Aikido

Der Japaner Morihei Ueshiba hat sein Aikido aus alten, traditionellen Kampfkünsten entwickelt. Schweisstreibendes Training einerseits, Atem- und Konzentrationsübungen andererseits sind die Grundlagen. Die vordergründige Idee ist es, mittels hochpräzisen und effizienten Verteidigungstechniken die Energie eines Angreifers umzuleiten. Weiter reichendes und tatsächliches Ziel ist es, die physische Präsenz und geistige Wachsamkeit zu fordern und zu fördern, um sich selber körperlich und mental weiterzuentwickeln. Im Aikido gibt es keine Wettkämpfe, keine Gewinner, keine Verlierer, alle lernen mit und von allen.

Kampf und Art

Ziel im Aikido ist der Nicht-Kampf, das heisst, sich selber geistig, mental und körperlich so weiterzuentwickeln, dass Kampfsituationen gar nicht erst entstehen können. Diese “entwaffnende” Präsenz wird genau dadurch trainiert und erworben, dass Techniken gegen mögliche Angriffe – eben Kampfsituationen – unendlich sorgfältig und ausdauernd geübt werden. Aikido ist eine Kampfkunst mit höchsten Ansprüchen. Das Handwerk wird zum Körperwerk wird zum Geistwerk. Ängste und Aggressionen in eine positive, offene Ausstrahlung verwandeln; unerwartete Situationen im Augenblick erfassen und dabei sich selbst bleiben; das innere Ungleichgewicht in Ruhe und Gelassenheit transformieren; mit sich selbst und der Welt zufrieden sein. Aikido strebt somit die schwierigste aller Künste an: die Kunst des Lebens.

Morihei Ueshiba

Morihei Ueshiba (1883 – 1969) hat sein Aikido aus alten, traditionsreichen Kampfkünsten Japans entwickelt: Ju-Jutsu, Handwaffen wie Speer, Stock und Schwert. Physisches Training der harten Art war für ihn aber “nur” Mittel zum Zweck. Die Idee von “O Sensei” – wie er immer noch genannt wird und was so viel wie “grosser Meister” bedeutet – geht viel weiter: Mit der Kraft des Geistes das Physische und Mentale zu vereinen.

 

Traditionell

Zu den alten Waffen gehören unter anderem das Schwert und der Stock.
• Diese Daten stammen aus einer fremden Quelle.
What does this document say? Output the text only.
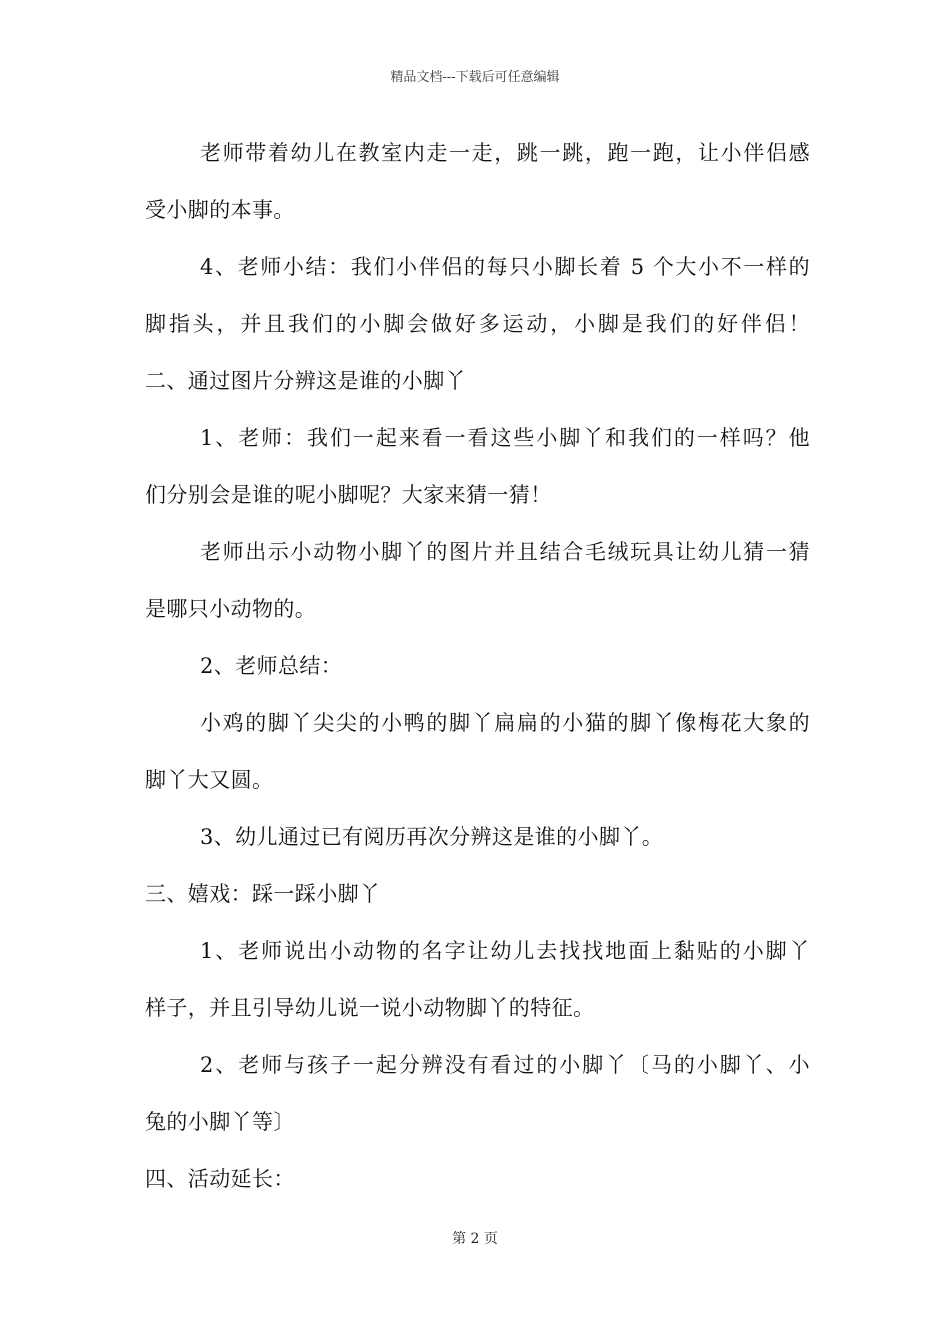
精品文档---下载后可任意编辑
老师带着幼儿在教室内走一走，跳一跳，跑一跑，让小伴侣感
受小脚的本事。
4、老师小结：我们小伴侣的每只小脚长着 5 个大小不一样的
脚指头，并且我们的小脚会做好多运动，小脚是我们的好伴侣！
二、通过图片分辨这是谁的小脚丫
1、老师：我们一起来看一看这些小脚丫和我们的一样吗？他
们分别会是谁的呢小脚呢？大家来猜一猜！
老师出示小动物小脚丫的图片并且结合毛绒玩具让幼儿猜一猜
是哪只小动物的。
2、老师总结：
小鸡的脚丫尖尖的小鸭的脚丫扁扁的小猫的脚丫像梅花大象的
脚丫大又圆。
3、幼儿通过已有阅历再次分辨这是谁的小脚丫。
三、嬉戏：踩一踩小脚丫
1、老师说出小动物的名字让幼儿去找找地面上黏贴的小脚丫
样子，并且引导幼儿说一说小动物脚丫的特征。
2、老师与孩子一起分辨没有看过的小脚丫〔马的小脚丫、小
兔的小脚丫等〕
四、活动延长：
第 2 页
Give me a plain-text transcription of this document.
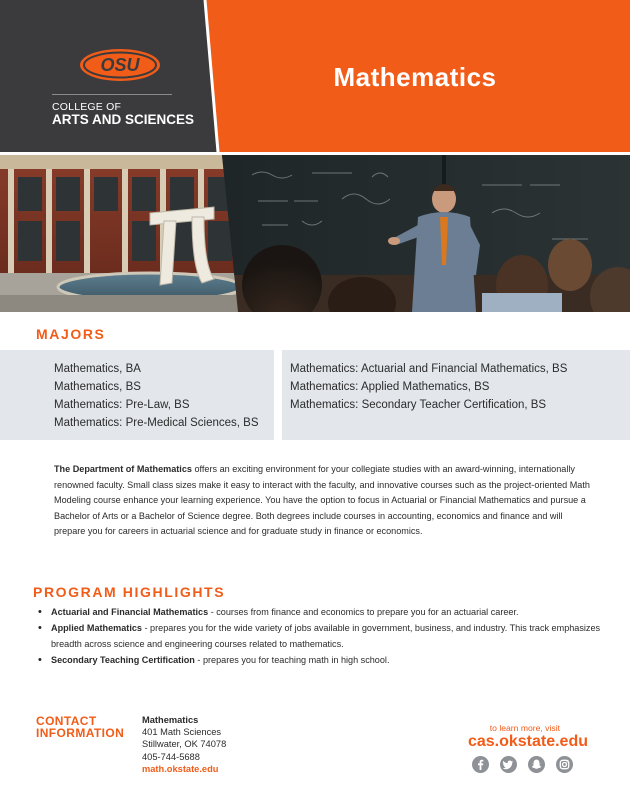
OSU
COLLEGE OF
ARTS AND SCIENCES
Mathematics
MAJORS
Mathematics, BA
Mathematics, BS
Mathematics: Pre-Law, BS
Mathematics: Pre-Medical Sciences, BS
Mathematics: Actuarial and Financial Mathematics, BS
Mathematics: Applied Mathematics, BS
Mathematics: Secondary Teacher Certification, BS
The Department of Mathematics offers an exciting environment for your collegiate studies with an award-winning, internationally renowned faculty. Small class sizes make it easy to interact with the faculty, and innovative courses such as the project-oriented Math Modeling course enhance your learning experience. You have the option to focus in Actuarial or Financial Mathematics and pursue a Bachelor of Arts or a Bachelor of Science degree. Both degrees include courses in accounting, economics and finance and will prepare you for careers in actuarial science and for graduate study in finance or economics.
PROGRAM HIGHLIGHTS
• Actuarial and Financial Mathematics - courses from finance and economics to prepare you for an actuarial career.
• Applied Mathematics - prepares you for the wide variety of jobs available in government, business, and industry. This track emphasizes breadth across science and engineering courses related to mathematics.
• Secondary Teaching Certification - prepares you for teaching math in high school.
CONTACT
INFORMATION
Mathematics
401 Math Sciences
Stillwater, OK 74078
405-744-5688
math.okstate.edu
to learn more, visit
cas.okstate.edu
Beide haben in Japan jahrhundertelange Tradition (Samurai!), die Techniken mit Bokken (= Holzschwert) und Jo (sprich: “Dschoo”, = Holzstock) stellen die Verbindung zu den Ursprüngen vom Aikido dar: Etliche Abläufe werden vor allem durch die Arbeit mit Bokken und Jo plausibel. Die Handhabung und Manipulation von Bokken und Jo verlangt grosses Geschick und Einfühlungsvermögen – so einfach die Abläufe aussehen, so unglaublich schwierig sind sie zu beherrschen!

Schweisstreibend

Aikido hat auch seine sportlichen Seiten. Obschon die Techniken von aussen gesehen sehr einfach wirken, verlangen sie ein grosses Mass an Schnelligkeit, Kraft, Kondition und Koordination. Aikido, könnte man meinen, ist demnach eine tierisch ernste Angelegenheit. Doch schon der Begründer postulierte: “Das Training soll immer in einer fröhlichen Atmosphäre stattfinden.” Und: “Erzwingt nichts!” Nur so sei es möglich, “in einer angenehmen und freudigen Atmosphäre zu trainieren”. Typisch Aikido!

Keine Wettkämpfe

Im Aikido findet kein Wettkampf statt; es werden Graduierungen vergeben, die aber nicht im Vordergrund stehen sollen. Es können SchülerInnen-Grade (vom 6. bis zum 1. Kyu) und viel später Dan-Grade (angefangen beim 1. Dan bis weiter zum eher theoretischen 10. Dan) erreicht werden.

Für Alle

Aikido ist für alle geeignet: Grosse, Kleine, Dicke, Dünne, Starke, Schwache, weniger Junge und ganz Junge. Frauen und Männer trainieren gemeinsam. Für Kinder und Jugendliche gibt es spezielle Trainings.